Figure 4. Dinaciclib and alvocidib predicted from bioinformatics and validated in vitro.

(A) CCLE predicted sensitivity values in clusters using Wilcoxon test. Asterisks (****) represent p < 0.0001 (left: dinaciclib; right: alvocidib). Higher values mean therapy resistance. (B) Cell viability of the NCI-H1944 cell line treated with alvocidib. (C) Cell viability of the NCI-H1944 and BEAS-2B cell lines treated with dinaciclib (left: NCI-H1944; right: BEAS-2B. The horizontal and vertical axes are the concentration and cell survival ratio, respectively, while the IC50 values have been labeled). (D) GO enrichment analysis of NCI-H1944 after treatment with dinaciclib and alvocidib, respectively (left: down-regulated shared pathways; right: up-regulated shared pathways).
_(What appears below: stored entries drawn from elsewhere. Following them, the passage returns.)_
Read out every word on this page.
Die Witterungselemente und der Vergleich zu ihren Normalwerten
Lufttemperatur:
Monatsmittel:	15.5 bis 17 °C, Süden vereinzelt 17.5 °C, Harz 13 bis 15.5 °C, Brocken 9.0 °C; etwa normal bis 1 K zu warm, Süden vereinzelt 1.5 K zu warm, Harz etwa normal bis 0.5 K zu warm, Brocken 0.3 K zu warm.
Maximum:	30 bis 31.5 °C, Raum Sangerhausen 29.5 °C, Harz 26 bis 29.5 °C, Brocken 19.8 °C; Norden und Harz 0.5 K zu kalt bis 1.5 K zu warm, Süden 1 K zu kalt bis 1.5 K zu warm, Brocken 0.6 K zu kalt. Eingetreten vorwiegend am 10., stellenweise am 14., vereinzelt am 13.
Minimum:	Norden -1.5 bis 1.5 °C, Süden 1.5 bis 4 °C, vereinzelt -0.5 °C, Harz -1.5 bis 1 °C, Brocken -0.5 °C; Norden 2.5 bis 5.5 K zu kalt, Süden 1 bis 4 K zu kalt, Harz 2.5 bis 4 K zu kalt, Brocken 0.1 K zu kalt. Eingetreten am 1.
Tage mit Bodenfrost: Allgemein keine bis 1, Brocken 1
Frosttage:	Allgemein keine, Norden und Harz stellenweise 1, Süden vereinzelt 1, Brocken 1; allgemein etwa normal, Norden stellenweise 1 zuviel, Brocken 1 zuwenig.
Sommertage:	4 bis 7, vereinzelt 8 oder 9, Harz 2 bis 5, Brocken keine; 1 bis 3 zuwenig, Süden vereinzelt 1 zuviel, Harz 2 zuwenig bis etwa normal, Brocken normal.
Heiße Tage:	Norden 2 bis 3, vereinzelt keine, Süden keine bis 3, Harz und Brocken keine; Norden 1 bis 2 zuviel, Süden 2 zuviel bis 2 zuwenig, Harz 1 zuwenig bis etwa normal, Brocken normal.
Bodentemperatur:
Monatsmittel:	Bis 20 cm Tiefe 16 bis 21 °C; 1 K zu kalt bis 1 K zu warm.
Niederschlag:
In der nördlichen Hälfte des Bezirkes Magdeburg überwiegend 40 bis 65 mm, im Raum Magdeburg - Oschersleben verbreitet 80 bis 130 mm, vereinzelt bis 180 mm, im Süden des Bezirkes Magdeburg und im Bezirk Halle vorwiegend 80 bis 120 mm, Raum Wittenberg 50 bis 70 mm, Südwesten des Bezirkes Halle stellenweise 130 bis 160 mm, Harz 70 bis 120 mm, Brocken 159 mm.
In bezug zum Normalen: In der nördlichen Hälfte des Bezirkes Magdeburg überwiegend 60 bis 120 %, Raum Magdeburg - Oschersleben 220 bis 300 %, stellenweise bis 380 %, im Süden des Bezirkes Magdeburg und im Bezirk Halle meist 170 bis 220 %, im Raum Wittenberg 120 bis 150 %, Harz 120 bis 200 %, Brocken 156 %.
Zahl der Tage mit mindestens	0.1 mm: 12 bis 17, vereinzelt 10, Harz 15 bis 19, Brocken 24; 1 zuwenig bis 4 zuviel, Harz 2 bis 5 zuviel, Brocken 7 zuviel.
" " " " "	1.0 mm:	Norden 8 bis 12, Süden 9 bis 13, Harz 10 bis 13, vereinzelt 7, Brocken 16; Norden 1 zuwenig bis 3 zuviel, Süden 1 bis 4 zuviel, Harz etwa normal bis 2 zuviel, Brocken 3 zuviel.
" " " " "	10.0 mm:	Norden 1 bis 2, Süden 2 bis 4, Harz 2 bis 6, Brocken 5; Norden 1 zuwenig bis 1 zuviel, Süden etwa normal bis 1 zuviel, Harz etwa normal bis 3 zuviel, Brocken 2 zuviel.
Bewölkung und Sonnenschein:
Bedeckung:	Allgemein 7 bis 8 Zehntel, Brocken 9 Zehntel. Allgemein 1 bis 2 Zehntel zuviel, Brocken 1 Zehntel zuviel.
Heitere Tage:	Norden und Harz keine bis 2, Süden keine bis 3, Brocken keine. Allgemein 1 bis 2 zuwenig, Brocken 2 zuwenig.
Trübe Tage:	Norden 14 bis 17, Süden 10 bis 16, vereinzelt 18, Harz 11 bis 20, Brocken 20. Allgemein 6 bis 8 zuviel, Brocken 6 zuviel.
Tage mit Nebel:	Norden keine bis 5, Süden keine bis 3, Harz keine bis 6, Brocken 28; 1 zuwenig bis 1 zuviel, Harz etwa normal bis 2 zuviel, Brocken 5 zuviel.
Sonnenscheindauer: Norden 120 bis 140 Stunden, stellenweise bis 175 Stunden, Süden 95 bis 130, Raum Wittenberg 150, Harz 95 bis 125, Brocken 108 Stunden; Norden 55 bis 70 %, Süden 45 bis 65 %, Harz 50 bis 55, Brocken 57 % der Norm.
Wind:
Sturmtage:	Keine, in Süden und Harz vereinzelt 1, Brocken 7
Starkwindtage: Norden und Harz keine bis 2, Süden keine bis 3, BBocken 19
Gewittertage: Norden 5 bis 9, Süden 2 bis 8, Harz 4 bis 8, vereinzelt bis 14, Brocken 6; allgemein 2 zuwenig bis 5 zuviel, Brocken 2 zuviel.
Figure 5. KLF5 as a targetable target inferred from single cells and bulk RNA sequencing.

(A) Heatmap plotting the relative immune infiltration based on Gene Set Variance Analysis (GSVA) scores in Pender’s lung (n = 25), GSE126044 (n = 16) and GSE135222 (n = 27) cohorts (left: Pender’s lung; middle: GSE126044; right: GSE135222, Z-value score projected into (0;1)). (B and C) Transcriptional factors regulation grouped by median signature score in GSE148071 and GSE111907, respectively (GSE148071: 0 means no activity, 1 the opposite; GSE111907: Z-value score projected into (−1;1)). (D) Cell viability of the NCI-H1944 cell line treated with Verteporfin. (E) Verteporfin-induce alterations in the protein level of KLF5 in the NCI-H1944 cell line. The western blot analysis-derived bands were normalized to β-actin. Asterisks (**) represent p < 0.01.